I’ve worked in my father’s bakery with my sisters since I graduated high school. While my parents baked the bread, my sisters and I worked on the pastries. Every day was the same routine, but nothing was the same as the day before.
My father started hiring new people, and with those people was my now husband. That’s how we met. Two years later, we got married, and we still worked at the bakery. In 2014, my mother passed away, and the bakery was sold to someone outside the family. A few years later, one of my five sisters opened her own bakery. Two years later, one of my mother’s sisters bought our family’s bakery back and changed its former name to “Celia’s Bakery,” in honor of my mom.
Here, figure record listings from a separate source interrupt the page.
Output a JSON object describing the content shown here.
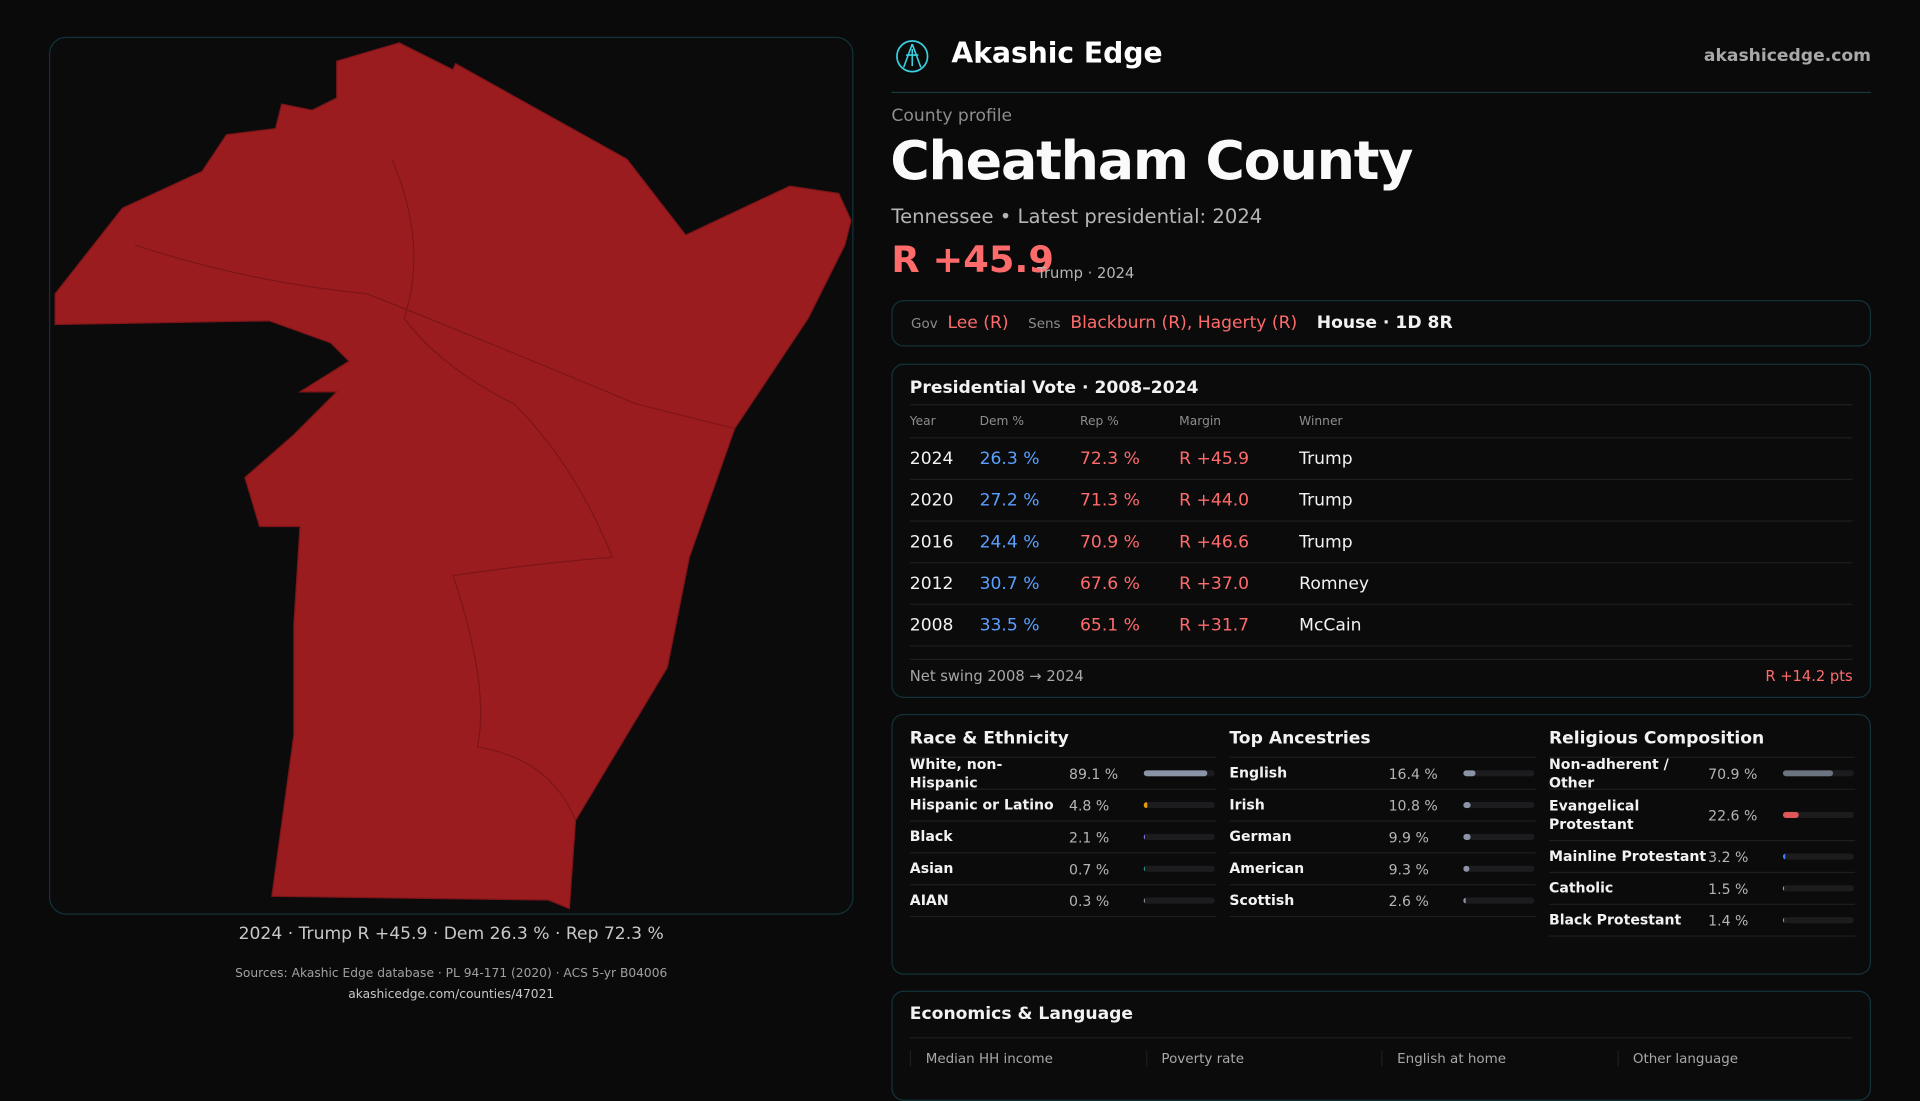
{
  "brand": {
    "name": "Akashic Edge",
    "site": "akashicedge.com",
    "logo": "akashic-logo-icon"
  },
  "colors": {
    "rep": "#ff6b6b",
    "dem": "#5aa0ff",
    "map_fill": "#9b1c1f",
    "border": "#12333a"
  },
  "profile": {
    "kicker": "County profile",
    "title": "Cheatham County",
    "subtitle": "Tennessee • Latest presidential: 2024",
    "margin": "R +45.9",
    "margin_sub": "Trump · 2024"
  },
  "map": {
    "caption": "2024 · Trump R +45.9 · Dem 26.3 % · Rep 72.3 %"
  },
  "officials": {
    "gov_label": "Gov",
    "gov": "Lee (R)",
    "sens_label": "Sens",
    "sens": "Blackburn (R), Hagerty (R)",
    "house": "House · 1D 8R"
  },
  "presidential": {
    "title": "Presidential Vote · 2008–2024",
    "headers": [
      "Year",
      "Dem %",
      "Rep %",
      "Margin",
      "Winner"
    ],
    "rows": [
      {
        "year": "2024",
        "dem": "26.3 %",
        "rep": "72.3 %",
        "margin": "R +45.9",
        "winner": "Trump"
      },
      {
        "year": "2020",
        "dem": "27.2 %",
        "rep": "71.3 %",
        "margin": "R +44.0",
        "winner": "Trump"
      },
      {
        "year": "2016",
        "dem": "24.4 %",
        "rep": "70.9 %",
        "margin": "R +46.6",
        "winner": "Trump"
      },
      {
        "year": "2012",
        "dem": "30.7 %",
        "rep": "67.6 %",
        "margin": "R +37.0",
        "winner": "Romney"
      },
      {
        "year": "2008",
        "dem": "33.5 %",
        "rep": "65.1 %",
        "margin": "R +31.7",
        "winner": "McCain"
      }
    ],
    "swing_label": "Net swing 2008 → 2024",
    "swing_value": "R +14.2 pts"
  },
  "race": {
    "title": "Race & Ethnicity",
    "items": [
      {
        "name": "White, non-Hispanic",
        "value": "89.1 %",
        "pct": 89.1,
        "color": "#8a94a6"
      },
      {
        "name": "Hispanic or Latino",
        "value": "4.8 %",
        "pct": 4.8,
        "color": "#e39a0b"
      },
      {
        "name": "Black",
        "value": "2.1 %",
        "pct": 2.1,
        "color": "#8b7cf6"
      },
      {
        "name": "Asian",
        "value": "0.7 %",
        "pct": 0.7,
        "color": "#2a9d8f"
      },
      {
        "name": "AIAN",
        "value": "0.3 %",
        "pct": 0.3,
        "color": "#8a94a6"
      }
    ]
  },
  "ancestry": {
    "title": "Top Ancestries",
    "items": [
      {
        "name": "English",
        "value": "16.4 %",
        "pct": 16.4,
        "color": "#8a94a6"
      },
      {
        "name": "Irish",
        "value": "10.8 %",
        "pct": 10.8,
        "color": "#8a94a6"
      },
      {
        "name": "German",
        "value": "9.9 %",
        "pct": 9.9,
        "color": "#8a94a6"
      },
      {
        "name": "American",
        "value": "9.3 %",
        "pct": 9.3,
        "color": "#8a94a6"
      },
      {
        "name": "Scottish",
        "value": "2.6 %",
        "pct": 2.6,
        "color": "#8a94a6"
      }
    ]
  },
  "religion": {
    "title": "Religious Composition",
    "items": [
      {
        "name": "Non-adherent / Other",
        "value": "70.9 %",
        "pct": 70.9,
        "color": "#6b7280"
      },
      {
        "name": "Evangelical Protestant",
        "value": "22.6 %",
        "pct": 22.6,
        "color": "#e05555"
      },
      {
        "name": "Mainline Protestant",
        "value": "3.2 %",
        "pct": 3.2,
        "color": "#3b82f6"
      },
      {
        "name": "Catholic",
        "value": "1.5 %",
        "pct": 1.5,
        "color": "#e39a0b"
      },
      {
        "name": "Black Protestant",
        "value": "1.4 %",
        "pct": 1.4,
        "color": "#8b7cf6"
      }
    ]
  },
  "economics": {
    "title": "Economics & Language",
    "stats": [
      {
        "label": "Median HH income"
      },
      {
        "label": "Poverty rate"
      },
      {
        "label": "English at home"
      },
      {
        "label": "Other language"
      }
    ]
  },
  "sources": {
    "line1": "Sources: Akashic Edge database · PL 94-171 (2020) · ACS 5-yr B04006",
    "line2": "akashicedge.com/counties/47021"
  }
}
In 2017, Hurricane Maria struck, and our lives changed. Out of my whole family, including my five sisters, my father and I were the only ones who lost our house completely. He decided to stay, but I had to move to the U.S. because I was worried about my children’s education; schools had closed for two months, and then students were getting early dismissal because there was no water or electricity. And then a miracle happened. We were able to move because of that miracle.
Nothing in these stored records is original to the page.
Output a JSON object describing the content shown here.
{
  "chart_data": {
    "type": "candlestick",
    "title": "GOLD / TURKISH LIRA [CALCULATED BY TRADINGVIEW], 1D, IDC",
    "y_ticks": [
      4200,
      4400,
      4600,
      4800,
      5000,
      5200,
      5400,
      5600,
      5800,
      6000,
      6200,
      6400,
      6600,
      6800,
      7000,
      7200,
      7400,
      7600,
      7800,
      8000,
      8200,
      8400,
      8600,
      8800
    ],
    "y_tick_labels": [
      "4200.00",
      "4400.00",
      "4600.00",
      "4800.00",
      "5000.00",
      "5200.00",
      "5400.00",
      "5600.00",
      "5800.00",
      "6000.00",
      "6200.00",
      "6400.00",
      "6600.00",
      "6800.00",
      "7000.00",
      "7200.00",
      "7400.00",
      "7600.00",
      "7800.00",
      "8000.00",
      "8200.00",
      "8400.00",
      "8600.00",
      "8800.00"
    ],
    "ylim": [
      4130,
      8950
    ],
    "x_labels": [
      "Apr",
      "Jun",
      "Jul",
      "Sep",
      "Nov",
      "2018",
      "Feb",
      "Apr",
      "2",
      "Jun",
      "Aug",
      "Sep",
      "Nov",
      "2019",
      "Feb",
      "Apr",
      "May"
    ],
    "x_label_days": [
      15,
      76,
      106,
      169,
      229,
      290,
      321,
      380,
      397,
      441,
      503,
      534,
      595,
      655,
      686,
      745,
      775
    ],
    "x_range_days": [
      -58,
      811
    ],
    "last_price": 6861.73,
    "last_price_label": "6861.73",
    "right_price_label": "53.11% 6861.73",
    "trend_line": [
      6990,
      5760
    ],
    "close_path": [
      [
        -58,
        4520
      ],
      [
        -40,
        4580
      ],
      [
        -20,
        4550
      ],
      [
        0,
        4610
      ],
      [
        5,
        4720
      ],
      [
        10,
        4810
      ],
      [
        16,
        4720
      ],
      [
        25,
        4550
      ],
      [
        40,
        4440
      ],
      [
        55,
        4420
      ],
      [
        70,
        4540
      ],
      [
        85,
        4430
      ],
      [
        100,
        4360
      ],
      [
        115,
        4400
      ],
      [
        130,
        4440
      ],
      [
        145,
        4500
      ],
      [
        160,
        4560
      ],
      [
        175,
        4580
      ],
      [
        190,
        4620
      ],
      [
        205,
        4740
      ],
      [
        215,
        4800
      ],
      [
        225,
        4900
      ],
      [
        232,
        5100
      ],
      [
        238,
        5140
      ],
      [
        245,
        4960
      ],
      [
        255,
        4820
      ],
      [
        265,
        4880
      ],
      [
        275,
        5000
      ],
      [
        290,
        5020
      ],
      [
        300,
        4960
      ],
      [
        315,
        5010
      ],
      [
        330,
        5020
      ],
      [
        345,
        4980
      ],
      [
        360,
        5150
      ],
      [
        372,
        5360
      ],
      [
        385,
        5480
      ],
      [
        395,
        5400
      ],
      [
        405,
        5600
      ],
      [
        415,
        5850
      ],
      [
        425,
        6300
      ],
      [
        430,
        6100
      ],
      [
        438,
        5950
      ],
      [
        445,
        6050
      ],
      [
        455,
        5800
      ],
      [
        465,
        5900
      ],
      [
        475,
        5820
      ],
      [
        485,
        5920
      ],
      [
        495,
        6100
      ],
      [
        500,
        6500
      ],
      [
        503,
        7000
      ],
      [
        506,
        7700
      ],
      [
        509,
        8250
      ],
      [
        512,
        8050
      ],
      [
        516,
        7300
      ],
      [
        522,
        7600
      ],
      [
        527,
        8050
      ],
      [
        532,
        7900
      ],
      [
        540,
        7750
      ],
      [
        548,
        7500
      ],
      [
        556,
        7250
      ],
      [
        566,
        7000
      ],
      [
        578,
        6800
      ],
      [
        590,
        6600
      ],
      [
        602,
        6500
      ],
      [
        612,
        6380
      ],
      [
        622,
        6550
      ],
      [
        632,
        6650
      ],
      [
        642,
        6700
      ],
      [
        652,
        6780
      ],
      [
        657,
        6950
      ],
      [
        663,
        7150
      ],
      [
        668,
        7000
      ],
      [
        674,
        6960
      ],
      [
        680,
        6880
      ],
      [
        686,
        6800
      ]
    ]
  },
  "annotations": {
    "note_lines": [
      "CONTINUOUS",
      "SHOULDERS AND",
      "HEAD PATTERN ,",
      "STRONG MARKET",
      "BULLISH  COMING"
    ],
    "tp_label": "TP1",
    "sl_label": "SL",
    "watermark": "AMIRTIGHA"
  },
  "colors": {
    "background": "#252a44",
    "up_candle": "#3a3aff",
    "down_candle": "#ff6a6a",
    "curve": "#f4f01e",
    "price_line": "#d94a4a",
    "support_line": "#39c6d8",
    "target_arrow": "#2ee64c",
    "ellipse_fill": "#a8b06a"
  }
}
The bakery is no more, and I am living in a different country. It has been five years since I started my own homemade business baking pastries, made with recipes that have been passed down in my family for generations. As of right now, I can’t rent/buy my own bakery, but that will not stop me from keeping my family’s legacy alive. To me, baking means remembering beautiful times with my family, and that's why I love it so much.